In deze zaak heeft de voorzieningenrechter van de Rechtbank Zeeland-West-Brabant op 7 augustus 2020 uitspraak gedaan in een geschil tussen een verzoeker en het UWV over de beëindiging van zijn WIA-uitkering. De verzoeker, die psychische klachten heeft, had beroep ingesteld tegen het besluit van het UWV van 8 mei 2020, waarin zijn uitkering werd beëindigd per 3 mei 2020. De verzoeker vroeg de voorzieningenrechter om een voorlopige voorziening te treffen, omdat hij in acute financiële nood verkeerde. Tijdens de zitting op 30 juli 2020 was de verzoeker aanwezig, bijgestaan door zijn gemachtigde, en het UWV werd vertegenwoordigd door een advocaat.
De voorzieningenrechter oordeelde dat er voldoende spoedeisend belang was om het verzoek in behandeling te nemen. De rechter concludeerde dat het UWV de WIA-uitkering terecht had beëindigd, omdat de verzoeker niet voldeed aan de criteria voor volledige en duurzame arbeidsongeschiktheid. De voorzieningenrechter baseerde zijn oordeel op de medische rapporten van de verzekeringsartsen van het UWV, die hadden vastgesteld dat de verzoeker niet volledig arbeidsongeschikt was. De rechter merkte op dat de verzoeker in staat was om enkele activiteiten te ondernemen, zoals naar de moskee gaan en naar Turkije reizen, wat erop wees dat hij niet volledig arbeidsongeschikt was.

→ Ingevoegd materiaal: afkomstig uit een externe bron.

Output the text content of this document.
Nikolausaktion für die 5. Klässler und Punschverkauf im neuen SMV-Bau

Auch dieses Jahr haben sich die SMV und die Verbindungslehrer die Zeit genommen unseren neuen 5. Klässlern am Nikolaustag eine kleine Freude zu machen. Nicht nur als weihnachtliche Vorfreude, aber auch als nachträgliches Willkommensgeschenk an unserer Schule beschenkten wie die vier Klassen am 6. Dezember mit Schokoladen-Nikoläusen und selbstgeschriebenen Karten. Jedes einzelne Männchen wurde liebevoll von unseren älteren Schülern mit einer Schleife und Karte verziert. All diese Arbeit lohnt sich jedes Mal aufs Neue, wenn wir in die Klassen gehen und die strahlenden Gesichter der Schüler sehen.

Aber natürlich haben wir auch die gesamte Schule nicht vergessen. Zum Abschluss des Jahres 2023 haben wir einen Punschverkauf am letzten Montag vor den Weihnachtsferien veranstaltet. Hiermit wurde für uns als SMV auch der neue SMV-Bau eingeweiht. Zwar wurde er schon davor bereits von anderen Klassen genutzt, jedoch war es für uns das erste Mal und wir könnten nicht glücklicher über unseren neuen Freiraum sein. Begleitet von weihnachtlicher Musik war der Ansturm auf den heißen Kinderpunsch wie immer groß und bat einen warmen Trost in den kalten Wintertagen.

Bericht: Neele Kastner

De voorzieningenrechter verklaarde het beroep ongegrond en wees het verzoek om schadevergoeding en voorlopige voorziening af. De uitspraak werd openbaar gemaakt en partijen werden geïnformeerd over de mogelijkheid om binnen zes weken hoger beroep in te stellen bij de Centrale Raad van Beroep.